Li, L. L., Sun, H., Hu, Z., Zhou, J., Huang, Y.-C., Huang, H., et al. (2021). In Situ/Operando Capturing Unusual Ir⁶⁺ Facilitating Ultrafast Electrocatalytic Water Oxidation. Advanced Functional Materials, 31(43): 2104746, pp. 1-8. doi:10.1002/adfm.202104746.

Cite as: https://hdl.handle.net/21.11116/0000-0009-1FC7-5

Abstract

Identifying real active sites and understanding the mechanism of oxygen evolution reaction (OER) are still a big challenge today for developing efficient electrochemical catalysts in renewable energy technologies.

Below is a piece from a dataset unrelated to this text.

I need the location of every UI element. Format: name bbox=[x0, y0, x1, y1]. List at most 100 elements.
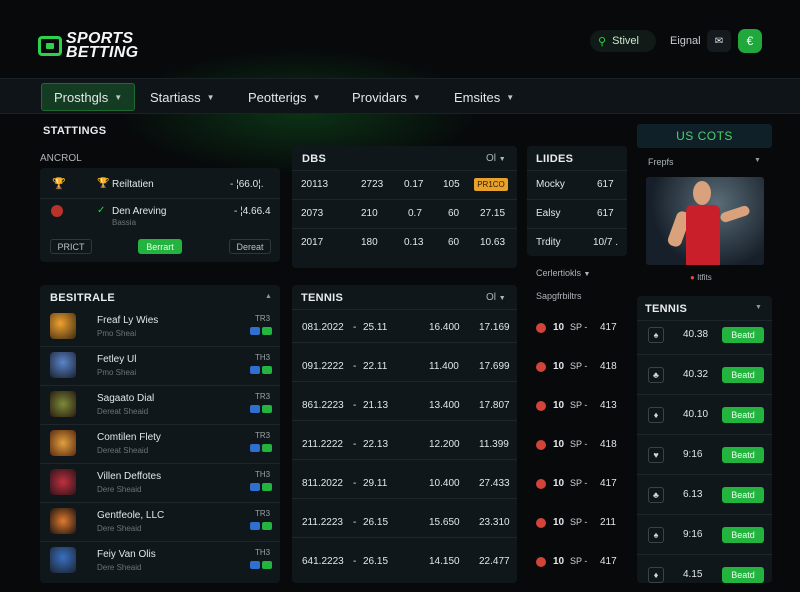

Here, using a combined in situ/operando experiments and theory, the catalytic mechanism of the ordered OER active Co and Ir ions in Sr2CoIrO6-delta is studied, which exhibits an unprecedented low overpotential 210 mV to achieve 10 mA cm(-2), ranking the highest performance among perovskite-based solid-state catalysts. Operando X-ray absorption spectroscopies as a function of applied voltage indicates that Ir4+ ion is gradually converted into extremely high-valence Ir5+/6+, while the part of Co3+ ion is transferred into Co4+ under OER process. Density functional theory calculations explicitly reveal the order Co-O-Ir network as an origin of ultrahigh OER activity. The work opens a promising path to overcome the sluggish kinetics of OER bottleneck for water splitting via proper arrangements of the multi-active sites in catalyst.